Let $\{a_n\}$ be a monotone decreasing sequence of positive real numbers converging to $0.$ I want to prove that $\sum^{\infty}_{n=1}(-1)^{n}a_n$ converges.
MY TRIAL
My idea is to use the sequence of partial sums and use monotone convergence criterion. Let \begin{align}\sum^{\infty}_{n=1}(-1)^{n}a_n=\lim\limits_{n\to\infty}s_n=\lim\limits_{n\to\infty}\sum^{n}_{k=1}(-1)^{k}a_k\end{align}
MONOTONICITY
For even terms, let $n=2m+1.$ Then, \begin{align}s_{2m+3}&=s_{2m+1}+a_{2m+2}-a_{2m+3}\\&=s_{2m+1}+(a_{2m+2}-a_{2m+3})\end{align} Since \begin{align}a_{n+1}\leq a_{n},\;\forall\;n\in\;\Bbb{N}\end{align} then \begin{align}a_{2m+2}-a_{2m+3}\geq 0\end{align} Therefore, \begin{align}s_{2m+3}\geq s_{2m+1},\;\forall\;m\in\;\Bbb{N}\end{align} So, $\{s_{2m+1}\}$ is a non-decreasing sequence.
BOUNDEDNESS
\begin{align}s_{2m+1}&=\sum^{2m+1}_{k=1}(-1)^{k}a_k\\&=-(a_1-a_2)-(a_3-a_4)-\cdots-(a_{2m-1}-a_{2m})-a_{2m+1}\\&\leq-a_{2m+1}\end{align} Since $\{s_{2m+1}\}$ is a non-decreasing sequence, bounded above. Then, by monotone convergence theorem, it converges.

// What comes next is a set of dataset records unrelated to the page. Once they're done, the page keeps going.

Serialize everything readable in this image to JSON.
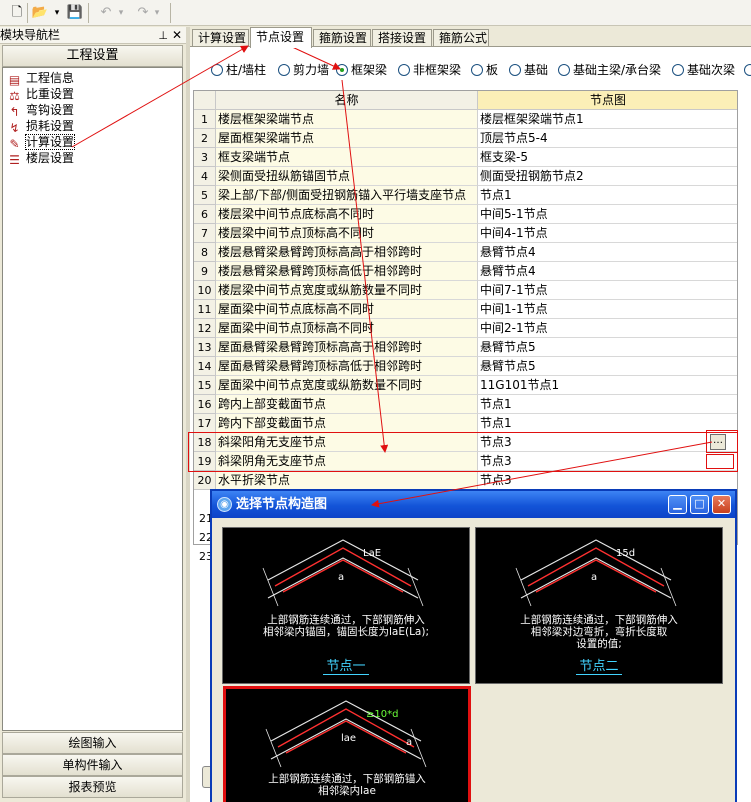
{
  "toolbar": {
    "buttons": [
      {
        "name": "new-file-icon",
        "glyph": "🗋",
        "enabled": true
      },
      {
        "name": "open-folder-icon",
        "glyph": "📂",
        "enabled": true
      },
      {
        "name": "dropdown-arrow-icon",
        "glyph": "▾",
        "enabled": true
      },
      {
        "name": "save-icon",
        "glyph": "💾",
        "enabled": true
      },
      {
        "name": "undo-icon",
        "glyph": "↶",
        "enabled": false
      },
      {
        "name": "undo-dropdown-icon",
        "glyph": "▾",
        "enabled": false
      },
      {
        "name": "redo-icon",
        "glyph": "↷",
        "enabled": false
      },
      {
        "name": "redo-dropdown-icon",
        "glyph": "▾",
        "enabled": false
      }
    ]
  },
  "nav": {
    "title": "模块导航栏",
    "pin_icon": "pin-icon",
    "close_icon": "close-icon",
    "project_button": "工程设置",
    "items": [
      {
        "label": "工程信息",
        "icon": "project-info-icon",
        "glyph": "▤"
      },
      {
        "label": "比重设置",
        "icon": "weight-setting-icon",
        "glyph": "⚖"
      },
      {
        "label": "弯钩设置",
        "icon": "hook-setting-icon",
        "glyph": "↰"
      },
      {
        "label": "损耗设置",
        "icon": "loss-setting-icon",
        "glyph": "↯"
      },
      {
        "label": "计算设置",
        "icon": "calc-setting-icon",
        "glyph": "✎"
      },
      {
        "label": "楼层设置",
        "icon": "floor-setting-icon",
        "glyph": "☰"
      }
    ],
    "bottom_buttons": [
      "绘图输入",
      "单构件输入",
      "报表预览"
    ]
  },
  "tabs": [
    "计算设置",
    "节点设置",
    "箍筋设置",
    "搭接设置",
    "箍筋公式"
  ],
  "active_tab": 1,
  "radios": [
    {
      "label": "柱/墙柱",
      "checked": false
    },
    {
      "label": "剪力墙",
      "checked": false
    },
    {
      "label": "框架梁",
      "checked": true
    },
    {
      "label": "非框架梁",
      "checked": false
    },
    {
      "label": "板",
      "checked": false
    },
    {
      "label": "基础",
      "checked": false
    },
    {
      "label": "基础主梁/承台梁",
      "checked": false
    },
    {
      "label": "基础次梁",
      "checked": false
    }
  ],
  "table": {
    "columns": [
      "名称",
      "节点图"
    ],
    "rows": [
      {
        "no": "1",
        "name": "楼层框架梁端节点",
        "node": "楼层框架梁端节点1"
      },
      {
        "no": "2",
        "name": "屋面框架梁端节点",
        "node": "顶层节点5-4"
      },
      {
        "no": "3",
        "name": "框支梁端节点",
        "node": "框支梁-5"
      },
      {
        "no": "4",
        "name": "梁侧面受扭纵筋锚固节点",
        "node": "侧面受扭钢筋节点2"
      },
      {
        "no": "5",
        "name": "梁上部/下部/侧面受扭钢筋锚入平行墙支座节点",
        "node": "节点1"
      },
      {
        "no": "6",
        "name": "楼层梁中间节点底标高不同时",
        "node": "中间5-1节点"
      },
      {
        "no": "7",
        "name": "楼层梁中间节点顶标高不同时",
        "node": "中间4-1节点"
      },
      {
        "no": "8",
        "name": "楼层悬臂梁悬臂跨顶标高高于相邻跨时",
        "node": "悬臂节点4"
      },
      {
        "no": "9",
        "name": "楼层悬臂梁悬臂跨顶标高低于相邻跨时",
        "node": "悬臂节点4"
      },
      {
        "no": "10",
        "name": "楼层梁中间节点宽度或纵筋数量不同时",
        "node": "中间7-1节点"
      },
      {
        "no": "11",
        "name": "屋面梁中间节点底标高不同时",
        "node": "中间1-1节点"
      },
      {
        "no": "12",
        "name": "屋面梁中间节点顶标高不同时",
        "node": "中间2-1节点"
      },
      {
        "no": "13",
        "name": "屋面悬臂梁悬臂跨顶标高高于相邻跨时",
        "node": "悬臂节点5"
      },
      {
        "no": "14",
        "name": "屋面悬臂梁悬臂跨顶标高低于相邻跨时",
        "node": "悬臂节点5"
      },
      {
        "no": "15",
        "name": "屋面梁中间节点宽度或纵筋数量不同时",
        "node": "11G101节点1"
      },
      {
        "no": "16",
        "name": "跨内上部变截面节点",
        "node": "节点1"
      },
      {
        "no": "17",
        "name": "跨内下部变截面节点",
        "node": "节点1"
      },
      {
        "no": "18",
        "name": "斜梁阳角无支座节点",
        "node": "节点3"
      },
      {
        "no": "19",
        "name": "斜梁阴角无支座节点",
        "node": "节点3"
      },
      {
        "no": "20",
        "name": "水平折梁节点",
        "node": "节点3"
      }
    ],
    "extra_row_numbers": [
      "21",
      "22",
      "23"
    ],
    "ellipsis": "…"
  },
  "dialog": {
    "title": "选择节点构造图",
    "min_icon": "minimize-icon",
    "max_icon": "maximize-icon",
    "close_icon": "close-icon",
    "thumbs": [
      {
        "caption": [
          "上部钢筋连续通过，下部钢筋伸入",
          "相邻梁内锚固，锚固长度为laE(La);"
        ],
        "name": "节点一",
        "labels": [
          "LaE",
          "a"
        ],
        "selected": false
      },
      {
        "caption": [
          "上部钢筋连续通过，下部钢筋伸入",
          "相邻梁对边弯折，弯折长度取",
          "设置的值;"
        ],
        "name": "节点二",
        "labels": [
          "15d",
          "a"
        ],
        "selected": false
      },
      {
        "caption": [
          "上部钢筋连续通过，下部钢筋锚入",
          "相邻梁内lae"
        ],
        "name": "",
        "labels": [
          "≥10*d",
          "lae",
          "a"
        ],
        "selected": true
      }
    ]
  },
  "colors": {
    "annotation_red": "#e01010",
    "radio_dot": "#21a121",
    "dialog_title": "#1354d8",
    "thumb_caption_name": "#42d4ff",
    "thumb_label_green": "#6cff3a"
  }
}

Let \begin{align}\lim\limits_{n\to\infty}s_{2m+3}=s\end{align} If $n$ is even, say $n=2m+2$, then the sum of the first $n$ terms is \begin{align}s_n\equiv s_{2m+2}=s_{2m+1}+a_{2m+2}\end{align} By hypothesis $a_n\to 0$, as $n\to \infty,$ so that \begin{align}\lim\limits_{n\to\infty}a_{2m+2}=0\end{align} and as $m\to \infty,$ \begin{align}s_n\equiv s_{2m+2}=s_{2m+1}+a_{2m+2}\to s\end{align} Therefore, \begin{align}\lim\limits_{n\to\infty}s_{n}=s\end{align}
Kindly check, I'm I correct? If no, corrections are highly welcome! If I am totally wrong, alternative proofs or counterexamples will be appreciated.